American forces were unable to capture Shammari alive, one US official briefed on the operation said, without elaborating further. That official and one other told Al-Monitor on condition of anonymity that Shammari was involved in the recent beheading of two captured Syrian Kurdish militia officials.

Neither civilians nor US troops were injured as a result the raid, US Central Command (CENTCOM) said in a statement today. “US CENTCOM is committed to our allies and partners in the enduring defeat of ISIS,” spokesperson Col. Joe Buccino said.

Whether Shammari’s associates were affiliated with IS or local pro-Syrian regime militias was not immediately clear. A US official speaking not for attribution said Russian military units in the area were not alerted in advance of the raid, despite frequent use by both sides of a shared de-escalation phone line.

Why it matters: The strikes come less than a month after US and Kurdish forces rounded up more than 300 jihadist operatives inside the sprawling al-Hol detention camp for IS families in a weeks-long operation that provided a trove of intelligence.

Kurdish forces thwarted a major IS counterattack on the camp late last month after a vehicle bomb detonated prematurely on the way to the facility.

Some 900 US troops remain in Syria in support of Kurdish and Arab militias in the wake of the multinational war against the Islamic State. The jihadist group was defeated on the battlefield at the Battle of Baghouz in March 2019, but maintains a low-level insurgency in some rural areas of Iraq and Syria.

Some 56,000 family members of IS fighters remain in the al-Hol camp, dubbed “a humanitarian catastrophe” by the commander of all American military forces in the Middle East last month.

Pentagon officials continue to warn that al-Hol and the other makeshift facilities holding tens of thousands of IS prisoners in northeast Syria are not sustainable, and that the jihadist group’s remaining sleeper cells continue to try to recruit prisoners and stage breakout attempts.

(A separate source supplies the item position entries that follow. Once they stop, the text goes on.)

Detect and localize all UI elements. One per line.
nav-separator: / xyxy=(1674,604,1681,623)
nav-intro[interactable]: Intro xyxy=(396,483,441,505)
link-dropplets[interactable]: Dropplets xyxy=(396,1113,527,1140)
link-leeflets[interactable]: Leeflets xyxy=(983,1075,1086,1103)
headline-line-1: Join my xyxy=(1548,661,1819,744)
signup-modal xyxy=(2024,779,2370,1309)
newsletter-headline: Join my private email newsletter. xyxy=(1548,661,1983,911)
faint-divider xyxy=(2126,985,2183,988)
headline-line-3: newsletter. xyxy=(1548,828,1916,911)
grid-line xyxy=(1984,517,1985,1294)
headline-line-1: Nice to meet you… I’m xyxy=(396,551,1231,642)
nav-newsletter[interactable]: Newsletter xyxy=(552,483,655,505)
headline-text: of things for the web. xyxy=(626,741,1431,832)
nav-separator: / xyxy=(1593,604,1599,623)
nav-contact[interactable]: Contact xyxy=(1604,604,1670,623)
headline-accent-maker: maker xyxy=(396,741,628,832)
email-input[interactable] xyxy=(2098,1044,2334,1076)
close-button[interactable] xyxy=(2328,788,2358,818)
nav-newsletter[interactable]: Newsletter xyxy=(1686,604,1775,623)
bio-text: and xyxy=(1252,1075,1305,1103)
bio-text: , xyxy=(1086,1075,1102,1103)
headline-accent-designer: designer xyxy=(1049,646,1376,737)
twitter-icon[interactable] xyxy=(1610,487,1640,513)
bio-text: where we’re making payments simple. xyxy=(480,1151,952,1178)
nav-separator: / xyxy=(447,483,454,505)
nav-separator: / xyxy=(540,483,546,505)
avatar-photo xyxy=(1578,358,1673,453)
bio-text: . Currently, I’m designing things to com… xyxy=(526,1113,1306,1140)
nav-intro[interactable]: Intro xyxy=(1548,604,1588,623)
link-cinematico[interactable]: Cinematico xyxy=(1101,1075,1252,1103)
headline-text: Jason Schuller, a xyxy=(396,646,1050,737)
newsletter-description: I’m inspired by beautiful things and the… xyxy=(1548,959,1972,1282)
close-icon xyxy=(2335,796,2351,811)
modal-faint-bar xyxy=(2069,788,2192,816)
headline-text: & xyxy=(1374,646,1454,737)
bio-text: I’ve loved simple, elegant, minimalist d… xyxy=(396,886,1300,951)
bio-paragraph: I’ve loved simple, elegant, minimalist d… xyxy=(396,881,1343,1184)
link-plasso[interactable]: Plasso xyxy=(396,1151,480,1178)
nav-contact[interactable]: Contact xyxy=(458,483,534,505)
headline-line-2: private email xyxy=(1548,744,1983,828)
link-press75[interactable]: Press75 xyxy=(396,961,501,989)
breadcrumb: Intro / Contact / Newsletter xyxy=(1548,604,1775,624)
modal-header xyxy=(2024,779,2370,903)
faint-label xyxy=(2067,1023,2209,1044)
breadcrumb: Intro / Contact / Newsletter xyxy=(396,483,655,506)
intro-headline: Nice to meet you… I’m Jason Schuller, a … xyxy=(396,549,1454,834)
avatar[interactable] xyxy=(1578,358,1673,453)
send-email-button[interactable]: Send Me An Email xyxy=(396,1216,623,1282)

What’s next: The US-led coalition shifted to the final phase of its defeat-IS mission in 2020, but there’s no sign of an American withdrawal on the horizon.

While much progress has been made training and equipping Iraqi and Syrian Kurdish forces, the Pentagon assesses both remain unable to sustain adequate pressure on the jihadist group without limited local US military support.

Without heavy weapons or aircraft of their own, Syria’s Kurdish militia forces are particularly vulnerable to attack from Turkey, whose government considers them a terrorist organization inextricable from the Kurdistan Workers Party (PKK).

In July, Dana Stroul, the Pentagon’s top official for Middle East policy, publicly called for a resumption of peace talks between Turkey’s government and the PKK, warning that Ankara’s threats to attack the Kurdish forces in Syria risks springing some 10,000 IS fighters from prison.